Leah called me late Wednesday. A last minute meeting had come up in her schedule, and she needed someone to be able to watch her two kids between 1:30 and 3:30. I had no prior commitments, so I was free to accept. The front door was going to be left unlocked, since they would be leaving about five minutes before I was scheduled to arrive. I was to walk in, make myself at home, and prepare for June to get home at 1:45, and then Roy would get home around 2:45. Super easy, right?
I got to the house alright and on time. I felt pretty good about myself. As I was getting out of the car, I developed a small case of paranoia. What if this wasn't the right house, and I just strolled right in? Talk about an awkward encounter. So I knocked lightly on the door. I waited. I knocked harder. I waited. I rang the bell. I waited. Nothing. I figured that this was the right house after all. I pushed on the handle, and pressed against the door. Nothing.
Having nothing in response to knocking was alright. Having nothing in response to opening the door was not alright. I tried again.
This did not exactly work either. I then realized that my frantic shoving against the door could make me look like a mad creeper forcing entrance into an unwilling house. Not the best appearance to be giving in a suburb with NEIGHBORHOOD WATCH signs everywhere.
Unfortunately for me, this sign describes my exact appearance and situation at that precise moment. This was not good. I immediately ceased and desisted all attempts to barge into the house, whether or not I had the owners' permission to do so. Instead, I decided to sit down and read my book on the front step. It was a GORGEOUS day, not too hot, not humid, and absolutely beautiful.
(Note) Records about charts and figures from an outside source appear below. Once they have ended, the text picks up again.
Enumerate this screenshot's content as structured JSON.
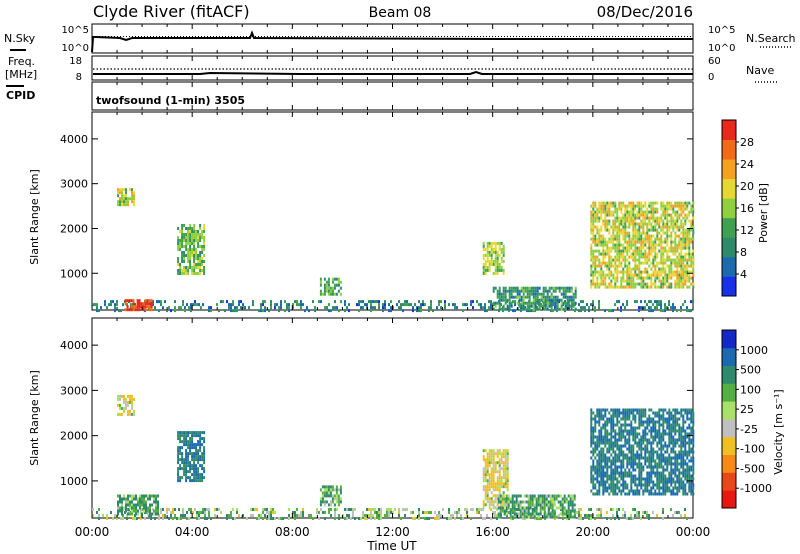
{
  "header": {
    "station": "Clyde River (fitACF)",
    "beam": "Beam 08",
    "date": "08/Dec/2016"
  },
  "strip_nsky": {
    "left_label": "N.Sky",
    "left_ticks": [
      "10^5",
      "10^0"
    ],
    "right_ticks": [
      "10^5",
      "10^0"
    ],
    "right_label": "N.Search"
  },
  "strip_freq": {
    "left_label_1": "Freq.",
    "left_label_2": "[MHz]",
    "left_ticks": [
      "18",
      "8"
    ],
    "right_ticks": [
      "60",
      "0"
    ],
    "right_label": "Nave"
  },
  "cpid": {
    "label": "CPID",
    "text": "twofsound (1-min) 3505"
  },
  "time_axis": {
    "labels": [
      "00:00",
      "04:00",
      "08:00",
      "12:00",
      "16:00",
      "20:00",
      "00:00"
    ],
    "title": "Time UT"
  },
  "chart_data": [
    {
      "type": "heatmap",
      "panel": "power",
      "ylabel": "Slant Range [km]",
      "yticks": [
        "1000",
        "2000",
        "3000",
        "4000"
      ],
      "ylim": [
        180,
        4600
      ],
      "xlim_hours": [
        0,
        24
      ],
      "colorbar": {
        "title": "Power [dB]",
        "ticks": [
          "4",
          "8",
          "12",
          "16",
          "20",
          "24",
          "28"
        ],
        "range": [
          0,
          32
        ],
        "colors": [
          "#1830e8",
          "#1a6ab0",
          "#2e8a6a",
          "#3ea050",
          "#8fcf40",
          "#e6d830",
          "#f5a020",
          "#f06a18",
          "#e82818"
        ]
      },
      "echo_regions": [
        {
          "t_start": 0.0,
          "t_end": 24.0,
          "r_min": 180,
          "r_max": 400,
          "level": 8
        },
        {
          "t_start": 1.3,
          "t_end": 2.4,
          "r_min": 200,
          "r_max": 420,
          "level": 30
        },
        {
          "t_start": 1.0,
          "t_end": 1.7,
          "r_min": 2500,
          "r_max": 2900,
          "level": 18
        },
        {
          "t_start": 3.4,
          "t_end": 4.5,
          "r_min": 1000,
          "r_max": 2100,
          "level": 14
        },
        {
          "t_start": 9.1,
          "t_end": 9.9,
          "r_min": 500,
          "r_max": 900,
          "level": 12
        },
        {
          "t_start": 15.6,
          "t_end": 16.4,
          "r_min": 1000,
          "r_max": 1700,
          "level": 16
        },
        {
          "t_start": 16.0,
          "t_end": 19.3,
          "r_min": 220,
          "r_max": 700,
          "level": 10
        },
        {
          "t_start": 19.9,
          "t_end": 24.0,
          "r_min": 700,
          "r_max": 2600,
          "level": 18
        }
      ]
    },
    {
      "type": "heatmap",
      "panel": "velocity",
      "ylabel": "Slant Range [km]",
      "yticks": [
        "1000",
        "2000",
        "3000",
        "4000"
      ],
      "ylim": [
        180,
        4600
      ],
      "xlim_hours": [
        0,
        24
      ],
      "colorbar": {
        "title": "Velocity [m s⁻¹]",
        "ticks": [
          "1000",
          "500",
          "100",
          "25",
          "-25",
          "-100",
          "-500",
          "-1000"
        ],
        "colors": [
          "#1428c8",
          "#1a6ab0",
          "#2e8a6a",
          "#54b043",
          "#a8e068",
          "#c0c0c0",
          "#f0c020",
          "#f58a18",
          "#e84818",
          "#e81810"
        ]
      },
      "echo_regions": [
        {
          "t_start": 0.0,
          "t_end": 24.0,
          "r_min": 180,
          "r_max": 400,
          "level": 25
        },
        {
          "t_start": 1.0,
          "t_end": 2.6,
          "r_min": 250,
          "r_max": 700,
          "level": 100
        },
        {
          "t_start": 1.0,
          "t_end": 1.7,
          "r_min": 2500,
          "r_max": 2900,
          "level": -100
        },
        {
          "t_start": 3.4,
          "t_end": 4.5,
          "r_min": 1000,
          "r_max": 2100,
          "level": 500
        },
        {
          "t_start": 9.1,
          "t_end": 9.9,
          "r_min": 500,
          "r_max": 900,
          "level": 100
        },
        {
          "t_start": 15.6,
          "t_end": 16.6,
          "r_min": 400,
          "r_max": 1700,
          "level": -100
        },
        {
          "t_start": 16.2,
          "t_end": 19.3,
          "r_min": 220,
          "r_max": 700,
          "level": 100
        },
        {
          "t_start": 19.9,
          "t_end": 24.0,
          "r_min": 700,
          "r_max": 2600,
          "level": 500
        }
      ]
    }
  ]
}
I, as always, had my book with me.
As I was in the process of jutting out my tush to sit down, I was swarmed by a massive herd of bees, all of which were of one mind: DESTROY AND MANGLE THE TASHYA GIRL!
I hadn't done anything! I wasn't even pretending to be a little black rain cloud! I wasn't stealing honey! I just wanted to read! Sheesh. Pooh Bear has left a bad taste in the mouths of bees everywhere. Good thing Winnie the Pooh is so cute, or I'd be so mad at him right now.
So I just sat in the car with the door open. I was hoping that when June got home, she'd know a great way to get into the house without being a total creeper about it. She would be my ticket in! Only that didn't work, because, hey, she's like four and doesn't know how to break into houses.
My friend Shannon was the one that brought June home from school. She walked around the house with me, despite the fact that she had two children of her own in the van, and tried to help me get in. It didn't work out so well. So she invited us back to her house to play, since she lived just around the corner. And since I had no other options at that point, I took her up on that offer.
NOTE: Only the little blonde girl isn't named Alissa. She's named AlYssa. There's a difference. Alissa is a different girl from a different family that I babysit for. AlYssa is Shannon's little girl. She's cute.
We played around with bikes, hula hoops, scooters, and other little doodads until Roy got out of school. Little Alyssa does very well with the hula hoop. She definitely schooled me. She kept her body in tight and neat control. It should be noted that pathetic hip gyrations that rack the entire body do not maintain hoop levitation, but instead places it closer to the knees. Later, I was allowed to stop humiliating myself when we fetched Roy from the school. Then then debated what we should do at that point.
I was then informed by Shannon, who had called another lady, who had called the kids' dad, that the door was not in fact locked. The door was not locked? The door had a tendency to stick. You had to push really hard to open the door. I protested because I had SHOVED against the door! I was about to be ARRESTED from showing so hard against the door!
I packed up the kids and went with Shannon back over to The House With the Lousy Door. We went up to the door. I touched the door, TOUCHED it. And it swung open. Swung open at the same time as my mouth falling wide open. Seriously. That just left me feeling like a real fool. After that, I was only at their house with the kids for about 15 minutes before the job was over, and I was allowed to go home.
Later that night I got a call from Leah. She kept saying how sorry she was that they had forgotten to tell me about the Sticky Door. I just laughed it off and told her it was all good fun. She said that she was glad that I was having such a great sense of humor about it all instead of being mad.
I was glad she wasn't mad about hiring the village idiot to watch her kids. Honestly. Who can't open a door?